Kondisi pasar masih didominasi tekanan. Sebanyak 348 saham ditutup melemah, sementara 300 saham menguat dan 315 saham lainnya bergerak stagnan.
Saham MEDS dan NZIA Catat Penguatan Dua Digit
Di tengah pelemahan indeks, sejumlah saham justru mencatatkan kenaikan signifikan. Saham MEDS memimpin daftar top gainers setelah melonjak lebih dari 34 persen. NZIA dan HALO menyusul dengan penguatan dua digit pada penutupan perdagangan.
Top Losers: Emiten Ini Alami Koreksi Terdalam
Sebaliknya, beberapa emiten harus menutup perdagangan dengan koreksi cukup dalam. Ketiga saham tersebut menjadi yang terbesar pelemahannya pada sesi hari ini, meski bahan tidak merinci nama dan persentase penurunan secara spesifik.
BULL, MEDS, dan MDIA Paling Aktif Diperdagangkan
Dari sisi aktivitas, perhatian pelaku pasar tertuju pada saham BULL, MEDS, dan MDIA yang mencatatkan frekuensi transaksi tertinggi sepanjang hari. Sementara itu, berdasarkan volume transaksi sejak awal perdagangan, saham BUMI, MDIA, MEDS, IATA, dan BNBR menjadi yang paling aktif diperdagangkan investor.
Sektor Industri dan Energi Jadi Penopang di Tengah Tekanan
Pelemahan IHSG tidak merata di semua sektor. Sektor perindustrian justru mencatatkan kenaikan tertinggi sebesar 1,25 persen, disusul sektor energi yang naik 1,03 persen dan sektor kesehatan yang menguat 0,82 persen.
Tekanan jual terkonsentrasi pada sektor keuangan, teknologi, bahan baku, properti, infrastruktur, dan primer.
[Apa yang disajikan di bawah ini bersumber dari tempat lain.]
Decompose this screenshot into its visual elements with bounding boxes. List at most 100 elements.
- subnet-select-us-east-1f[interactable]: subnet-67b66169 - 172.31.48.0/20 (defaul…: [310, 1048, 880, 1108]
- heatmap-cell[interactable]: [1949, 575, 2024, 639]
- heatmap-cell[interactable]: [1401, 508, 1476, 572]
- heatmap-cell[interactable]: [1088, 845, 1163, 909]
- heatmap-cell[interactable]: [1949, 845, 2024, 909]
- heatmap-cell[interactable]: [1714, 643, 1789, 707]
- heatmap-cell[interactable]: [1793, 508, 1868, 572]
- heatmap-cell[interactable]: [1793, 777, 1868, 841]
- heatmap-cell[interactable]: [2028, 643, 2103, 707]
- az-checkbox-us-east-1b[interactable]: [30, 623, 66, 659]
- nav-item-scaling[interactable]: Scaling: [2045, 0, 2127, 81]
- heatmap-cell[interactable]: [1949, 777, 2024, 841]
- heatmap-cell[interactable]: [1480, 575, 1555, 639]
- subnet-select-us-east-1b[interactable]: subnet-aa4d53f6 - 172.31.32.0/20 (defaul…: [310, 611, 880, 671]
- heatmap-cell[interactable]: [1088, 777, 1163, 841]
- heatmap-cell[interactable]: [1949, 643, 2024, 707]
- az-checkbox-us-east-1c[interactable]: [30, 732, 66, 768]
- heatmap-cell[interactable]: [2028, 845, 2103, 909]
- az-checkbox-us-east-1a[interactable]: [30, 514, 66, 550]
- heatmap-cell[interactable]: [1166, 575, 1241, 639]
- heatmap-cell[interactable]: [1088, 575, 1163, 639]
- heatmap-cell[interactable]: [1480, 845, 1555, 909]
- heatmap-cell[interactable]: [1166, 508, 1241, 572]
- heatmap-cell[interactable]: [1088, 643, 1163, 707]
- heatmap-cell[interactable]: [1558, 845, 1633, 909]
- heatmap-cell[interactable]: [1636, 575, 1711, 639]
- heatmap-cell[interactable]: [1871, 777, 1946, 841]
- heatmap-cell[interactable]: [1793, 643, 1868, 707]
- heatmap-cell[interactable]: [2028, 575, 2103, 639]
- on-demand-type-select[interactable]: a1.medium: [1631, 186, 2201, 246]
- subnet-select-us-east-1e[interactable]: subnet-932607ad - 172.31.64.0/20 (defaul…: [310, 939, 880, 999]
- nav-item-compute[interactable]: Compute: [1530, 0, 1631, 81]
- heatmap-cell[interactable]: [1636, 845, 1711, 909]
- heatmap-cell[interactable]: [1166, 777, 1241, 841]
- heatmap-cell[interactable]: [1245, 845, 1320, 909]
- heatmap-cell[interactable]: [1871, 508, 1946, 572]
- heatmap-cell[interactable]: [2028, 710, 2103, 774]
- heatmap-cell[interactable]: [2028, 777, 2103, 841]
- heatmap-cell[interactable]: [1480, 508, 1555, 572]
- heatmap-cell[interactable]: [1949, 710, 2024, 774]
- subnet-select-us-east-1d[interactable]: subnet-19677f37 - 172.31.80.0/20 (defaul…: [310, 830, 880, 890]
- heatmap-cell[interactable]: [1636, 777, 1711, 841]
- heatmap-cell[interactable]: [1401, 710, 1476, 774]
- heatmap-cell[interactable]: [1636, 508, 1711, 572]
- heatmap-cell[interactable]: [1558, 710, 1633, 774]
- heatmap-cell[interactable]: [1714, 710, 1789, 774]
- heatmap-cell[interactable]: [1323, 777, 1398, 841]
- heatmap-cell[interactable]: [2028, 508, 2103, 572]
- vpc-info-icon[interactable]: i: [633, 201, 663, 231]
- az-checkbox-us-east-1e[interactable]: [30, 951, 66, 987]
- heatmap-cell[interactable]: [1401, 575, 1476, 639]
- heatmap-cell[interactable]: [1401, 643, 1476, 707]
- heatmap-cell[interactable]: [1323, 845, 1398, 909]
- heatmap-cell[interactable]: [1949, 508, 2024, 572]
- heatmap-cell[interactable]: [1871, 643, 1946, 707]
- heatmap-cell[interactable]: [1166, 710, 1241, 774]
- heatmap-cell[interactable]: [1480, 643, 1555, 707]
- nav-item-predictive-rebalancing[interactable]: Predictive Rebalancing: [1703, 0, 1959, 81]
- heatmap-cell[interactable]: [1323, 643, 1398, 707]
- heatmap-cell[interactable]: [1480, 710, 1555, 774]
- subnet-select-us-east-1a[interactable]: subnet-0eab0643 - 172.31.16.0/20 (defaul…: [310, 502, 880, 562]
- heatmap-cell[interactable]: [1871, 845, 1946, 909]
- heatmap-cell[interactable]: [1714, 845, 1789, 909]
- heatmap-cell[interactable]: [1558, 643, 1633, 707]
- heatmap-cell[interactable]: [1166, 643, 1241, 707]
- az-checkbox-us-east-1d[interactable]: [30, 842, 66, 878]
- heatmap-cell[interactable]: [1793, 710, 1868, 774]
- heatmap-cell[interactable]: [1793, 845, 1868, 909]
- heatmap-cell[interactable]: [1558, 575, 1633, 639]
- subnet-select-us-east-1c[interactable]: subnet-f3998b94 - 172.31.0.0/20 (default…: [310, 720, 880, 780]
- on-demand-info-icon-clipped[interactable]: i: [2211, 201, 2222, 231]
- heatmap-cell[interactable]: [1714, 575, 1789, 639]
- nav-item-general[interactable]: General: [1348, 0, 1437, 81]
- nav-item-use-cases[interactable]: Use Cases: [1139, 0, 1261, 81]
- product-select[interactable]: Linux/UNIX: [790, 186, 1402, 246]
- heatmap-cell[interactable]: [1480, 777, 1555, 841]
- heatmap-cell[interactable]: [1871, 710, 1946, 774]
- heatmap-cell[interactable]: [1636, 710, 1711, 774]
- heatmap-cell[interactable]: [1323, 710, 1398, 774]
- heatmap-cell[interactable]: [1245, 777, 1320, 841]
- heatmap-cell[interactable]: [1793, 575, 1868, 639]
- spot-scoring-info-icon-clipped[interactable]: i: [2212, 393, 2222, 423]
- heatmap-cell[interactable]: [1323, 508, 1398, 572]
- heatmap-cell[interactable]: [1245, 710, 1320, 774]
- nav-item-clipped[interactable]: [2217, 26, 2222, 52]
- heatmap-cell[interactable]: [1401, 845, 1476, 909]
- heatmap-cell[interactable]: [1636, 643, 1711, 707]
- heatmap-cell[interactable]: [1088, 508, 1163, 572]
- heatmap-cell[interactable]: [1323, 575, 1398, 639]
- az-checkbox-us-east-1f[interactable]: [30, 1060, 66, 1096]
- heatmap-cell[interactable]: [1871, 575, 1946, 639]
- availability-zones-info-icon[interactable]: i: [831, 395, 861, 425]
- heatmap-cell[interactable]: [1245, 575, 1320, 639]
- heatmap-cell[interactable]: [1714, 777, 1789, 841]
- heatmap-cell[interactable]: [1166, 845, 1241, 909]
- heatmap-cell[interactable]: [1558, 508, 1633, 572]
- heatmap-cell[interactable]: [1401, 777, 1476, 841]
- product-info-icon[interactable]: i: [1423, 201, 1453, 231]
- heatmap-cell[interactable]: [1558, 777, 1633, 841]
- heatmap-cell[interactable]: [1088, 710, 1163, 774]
Enam sektor ini menjadi penekan utama pergerakan indeks sepanjang sesi perdagangan.
Sentimen yang Perlu Dicermati Pelaku Pasar
Pelaku pasar diperkirakan masih akan mencermati sejumlah sentimen pada perdagangan berikutnya. Perkembangan ekonomi global, pergerakan harga komoditas, dan nilai tukar rupiah menjadi perhatian utama.
Dari dalam negeri, aktivitas Gunung Anak Krakatau turut disorot karena sempat memengaruhi sektor transportasi dan logistik. Fluktuasi pasar tetap perlu disikapi dengan strategi investasi yang sesuai profil risiko masing-masing investor.
Data perdagangan ini merupakan hasil penutupan Bursa Efek Indonesia pada Senin, 7 September 2026, dan dapat diperbarui apabila terdapat koreksi atau data resmi tambahan.